Tony Beets Strikes Gold in Forgotten Yukon Tailings: “The Best Ground All Season”
YUKON TERRITORY – In a stunning turn of events, legendary gold miner Tony Beets has unearthed a high-yield gold deposit from a stretch of Klondike ground long dismissed as worthless. The discovery, made just half a mile from his main operation, has delivered some of the best gold returns Beets and his crew have seen all season.
The site—an overgrown hillside layered with century-old tailings—had remained untouched for decades. Most modern miners deemed it too remote, too spent, and too risky. But Beets saw something others didn’t: potential.
“Most guys walk away from tailings. I dig into them,” Beets said.

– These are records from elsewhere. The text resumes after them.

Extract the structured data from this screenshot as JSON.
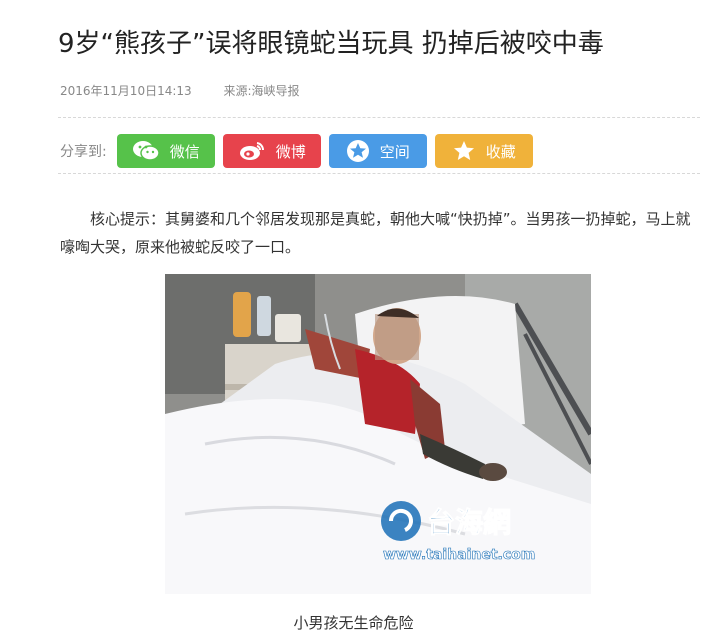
{
  "article": {
    "title": "9岁“熊孩子”误将眼镜蛇当玩具 扔掉后被咬中毒",
    "date": "2016年11月10日14:13",
    "source": "来源:海峡导报",
    "summary": "核心提示：其舅婆和几个邻居发现那是真蛇，朝他大喊“快扔掉”。当男孩一扔掉蛇，马上就嚎啕大哭，原来他被蛇反咬了一口。",
    "caption": "小男孩无生命危险"
  },
  "share": {
    "label": "分享到:",
    "buttons": [
      {
        "label": "微信",
        "icon": "wechat-icon",
        "color": "#56c24a"
      },
      {
        "label": "微博",
        "icon": "weibo-icon",
        "color": "#e7434c"
      },
      {
        "label": "空间",
        "icon": "qzone-star-icon",
        "color": "#4a9be6"
      },
      {
        "label": "收藏",
        "icon": "star-icon",
        "color": "#f0b23a"
      }
    ]
  },
  "photo": {
    "watermark_brand": "台海網",
    "watermark_url": "www.taihainet.com"
  }
}
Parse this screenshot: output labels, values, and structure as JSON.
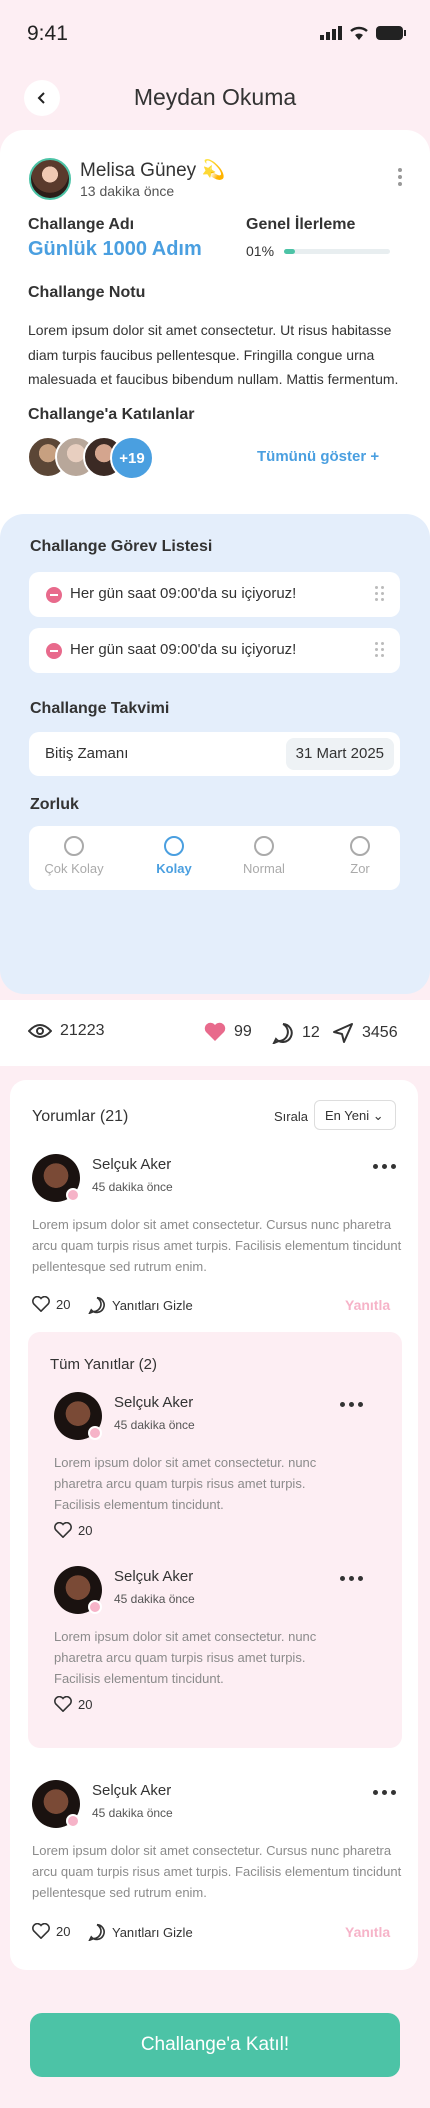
{
  "status": {
    "time": "9:41"
  },
  "header": {
    "title": "Meydan Okuma"
  },
  "post": {
    "user_name": "Melisa Güney",
    "emoji": "💫",
    "time": "13 dakika önce",
    "challenge_name_label": "Challange Adı",
    "challenge_name": "Günlük 1000 Adım",
    "progress_label": "Genel İlerleme",
    "progress_text": "01%",
    "progress_value": 0.1,
    "note_label": "Challange Notu",
    "note": "Lorem ipsum dolor sit amet consectetur. Ut risus habitasse diam turpis faucibus pellentesque. Fringilla congue urna malesuada et faucibus bibendum nullam. Mattis fermentum.",
    "participants_label": "Challange'a Katılanlar",
    "more_count": "+19",
    "show_all": "Tümünü göster +"
  },
  "tasks": {
    "title": "Challange Görev Listesi",
    "items": [
      "Her gün saat 09:00'da su içiyoruz!",
      "Her gün saat 09:00'da su içiyoruz!"
    ]
  },
  "calendar": {
    "title": "Challange Takvimi",
    "end_label": "Bitiş Zamanı",
    "end_value": "31 Mart 2025"
  },
  "difficulty": {
    "title": "Zorluk",
    "options": [
      "Çok Kolay",
      "Kolay",
      "Normal",
      "Zor"
    ],
    "selected": "Kolay"
  },
  "stats": {
    "views": "21223",
    "likes": "99",
    "comments": "12",
    "shares": "3456"
  },
  "comments": {
    "title": "Yorumlar (21)",
    "sort_label": "Sırala",
    "sort_value": "En Yeni",
    "replies_title": "Tüm Yanıtlar (2)",
    "items": [
      {
        "name": "Selçuk Aker",
        "time": "45 dakika önce",
        "body": "Lorem ipsum dolor sit amet consectetur. Cursus nunc pharetra arcu quam turpis risus amet turpis. Facilisis elementum tincidunt pellentesque sed rutrum enim.",
        "likes": "20",
        "hide": "Yanıtları Gizle",
        "reply": "Yanıtla"
      },
      {
        "name": "Selçuk Aker",
        "time": "45 dakika önce",
        "body": "Lorem ipsum dolor sit amet consectetur. Cursus nunc pharetra arcu quam turpis risus amet turpis. Facilisis elementum tincidunt pellentesque sed rutrum enim.",
        "likes": "20",
        "hide": "Yanıtları Gizle",
        "reply": "Yanıtla"
      }
    ],
    "replies": [
      {
        "name": "Selçuk Aker",
        "time": "45 dakika önce",
        "body": "Lorem ipsum dolor sit amet consectetur.  nunc pharetra arcu quam turpis risus amet turpis. Facilisis elementum tincidunt.",
        "likes": "20"
      },
      {
        "name": "Selçuk Aker",
        "time": "45 dakika önce",
        "body": "Lorem ipsum dolor sit amet consectetur.  nunc pharetra arcu quam turpis risus amet turpis. Facilisis elementum tincidunt.",
        "likes": "20"
      }
    ]
  },
  "cta": {
    "label": "Challange'a Katıl!"
  },
  "colors": {
    "accent_blue": "#4a9fe0",
    "accent_green": "#4cc3a6",
    "pink": "#f6b3c8",
    "bg_pink": "#fdeef3",
    "card_blue": "#e4eefb"
  }
}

Backed by instinct and decades of experience, Beets launched a full-scale test on the site. His team, including daughter Monica and son Kevin, fired up the Kiwi wash plant and fed it material from the forgotten slope. The results were immediate—and astonishing.
“Gold in every pan,” said Beets. “This isn’t just luck. This is loaded.”
Initial tests returned up to 4.2 ounces of gold from 100 yards of pay dirt—valued at over $7,400—outperforming Tony’s active mining ground.
But the victory didn’t come without setbacks. A critical cable on the sluice snapped mid-operation, halting the plant and threatening to derail the entire test. The team launched a high-stakes emergency rebuild in the heart of the Yukon, racing against time and potential loss of $2,000 per hour in missed recovery.
After eight grueling hours of welding, bolting, and braving mechanical failure, the plant was back online. What followed confirmed Tony’s bold hunch: this neglected hillside might be the richest source of gold they’ve tapped into this year.
“The old-timers missed it,” said Beets. “They didn’t have the tools. We do.”
The area was once one of the first mechanically mined spots in the Klondike. But with outdated equipment and yearly cleanouts, much of the finer gold likely escaped, settling quietly in tailings that today tell a different story.
Now, with solid proof in hand, Beets is doubling down. The site is no longer a forgotten corner of Yukon mining history—it’s a full-fledged revival in motion.
As the season rolls on, one thing is clear: Tony Beets is far from done. And somewhere in the Yukon dirt, more secrets still lie waiting.
“Gold doesn’t disappear,” Beets added, smiling. “It waits. And I’m coming for every last ounce.”